New York Medical College - Saint Michael's Medical Center Newark, NJ
Carlos Cantu Lopez, MD, Maria Herrera Gonzalez, MD, Muhammad Hussain, MD, Yatinder Bains, MD New York Medical College - Saint Michael's Medical Center, Newark, NJ Introduction: Esophageal cancer (EC) is the ninth most common malignancy and the sixth leading cause of cancer-related mortality worldwide. Adenosquamous carcinoma (ASC) is a rare EC subtype, comprising approximately 1% of cases. It is defined by the coexistence of both glandular (adenocarcinoma) and squamous cell carcinoma components within a single lesion. ASC often presents at advanced stages, posing significant diagnostic and management challenges.
Case Description/
Methods: A 53-year-old male with no significant medical history presented with dizziness, one week of melena, and decreased appetite. Examination revealed pallor. Labs showed microcytic anemia (Hb 5.7 g/dL, MCV 78 fL, iron 29 µg/dL, ferritin 78 ng/mL). CT abdomen with IV contrast revealed a gastric mass with retroperitoneal lymphadenopathy (Figure 1). EGD demonstrated a large, ulcerated, fungating mass at the gastroesophageal (GE) junction, extending into the gastric fundus (Figure 2).
Biopsies revealed two distinct components: poorly differentiated, non-keratinizing squamous cell carcinoma in the stomach and moderately differentiated adenocarcinoma at the GE junction (Figure 2). Immunohistochemical staining of the gastric tumor was positive for p40, CK7, p16 (diffuse), and Helicobacter pylori. The GE junction tumor was p40-negative, showed wild-type p53 expression, and had a Ki-67 index of 80%. HPV in situ hybridization for types 16/18 and 31/33 was negative. The findings confirmed ASC with two histologically distinct malignant components. The patient was transfused, started on iron supplementation, and referred to oncology for outpatient management. Discussion: ASC is a rare and aggressive malignancy of the esophagus and GE junction, with limited data available. Its diagnosis requires a high index of suspicion and thorough histologic and immunohistochemical analysis to distinguish it from other neoplasms. Dual morphology within a single tumor adds complexity and may influence treatment planning. This case highlights the importance of recognizing ASC early and coordinating multidisciplinary care to optimize outcomes.

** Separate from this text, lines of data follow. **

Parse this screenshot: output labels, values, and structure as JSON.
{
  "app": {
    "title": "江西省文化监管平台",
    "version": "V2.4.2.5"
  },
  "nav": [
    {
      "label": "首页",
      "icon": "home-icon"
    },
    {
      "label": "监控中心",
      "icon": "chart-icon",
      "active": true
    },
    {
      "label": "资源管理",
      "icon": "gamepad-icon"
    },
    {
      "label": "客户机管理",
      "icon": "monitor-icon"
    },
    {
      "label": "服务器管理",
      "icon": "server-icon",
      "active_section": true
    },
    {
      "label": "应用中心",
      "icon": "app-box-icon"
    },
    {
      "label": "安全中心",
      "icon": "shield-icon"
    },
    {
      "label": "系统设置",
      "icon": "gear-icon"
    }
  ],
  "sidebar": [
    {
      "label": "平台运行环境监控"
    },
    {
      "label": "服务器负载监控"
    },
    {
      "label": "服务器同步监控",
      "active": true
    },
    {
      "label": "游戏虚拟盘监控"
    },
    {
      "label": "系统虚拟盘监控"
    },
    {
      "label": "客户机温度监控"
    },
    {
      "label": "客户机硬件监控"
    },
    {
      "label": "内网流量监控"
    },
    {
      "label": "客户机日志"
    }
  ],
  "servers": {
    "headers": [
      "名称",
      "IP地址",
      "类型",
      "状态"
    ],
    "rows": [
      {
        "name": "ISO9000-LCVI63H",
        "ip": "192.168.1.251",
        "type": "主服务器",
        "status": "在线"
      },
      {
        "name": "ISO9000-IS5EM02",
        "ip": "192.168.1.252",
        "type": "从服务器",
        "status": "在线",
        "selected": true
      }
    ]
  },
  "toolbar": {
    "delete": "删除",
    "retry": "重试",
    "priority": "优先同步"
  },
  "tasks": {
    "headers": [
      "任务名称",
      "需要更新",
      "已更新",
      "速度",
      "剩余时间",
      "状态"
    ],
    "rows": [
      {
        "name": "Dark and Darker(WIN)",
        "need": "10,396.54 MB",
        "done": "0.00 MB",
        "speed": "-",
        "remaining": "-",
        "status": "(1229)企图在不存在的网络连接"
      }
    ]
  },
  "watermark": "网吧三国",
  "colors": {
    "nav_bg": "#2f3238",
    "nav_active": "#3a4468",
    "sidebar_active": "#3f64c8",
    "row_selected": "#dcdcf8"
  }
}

Figure: Figure 1. CT scan of the abdomen and pelvis, coronal (Figure A), and sagittal (Figure B) showing a mass-like density in the stomach fundus just below the EG junction.
Figure: Figure 2. Large fungating and ulcerating mass at the gastroesophageal junction, protruding to the stomach and covering the entire fundus (Figure 2A). Large fungating and ulcerating mass with recent bleeding stigmata at the esophagus's lower third (Figure 2B). Stomach biopsy: Infiltrating squamous cell carcinoma, non-keratinizing type (Figure 3C). GE junction biopsy: Moderately adenocarcinoma (Figure 2D).
Disclosures: Carlos Cantu Lopez indicated no relevant financial relationships. Maria Herrera Gonzalez indicated no relevant financial relationships. Muhammad Hussain indicated no relevant financial relationships. Yatinder Bains indicated no relevant financial relationships.
Carlos Cantu Lopez, MD, Maria Herrera Gonzalez, MD, Muhammad Hussain, MD, Yatinder Bains, MD. P2900 - Adenosquamous Carcinoma of the Gastroesophageal Junction: A Rare Dual Histology Case With Distinct Morphologies, ACG 2025 Annual Scientific Meeting Abstracts. Phoenix, AZ: American College of Gastroenterology.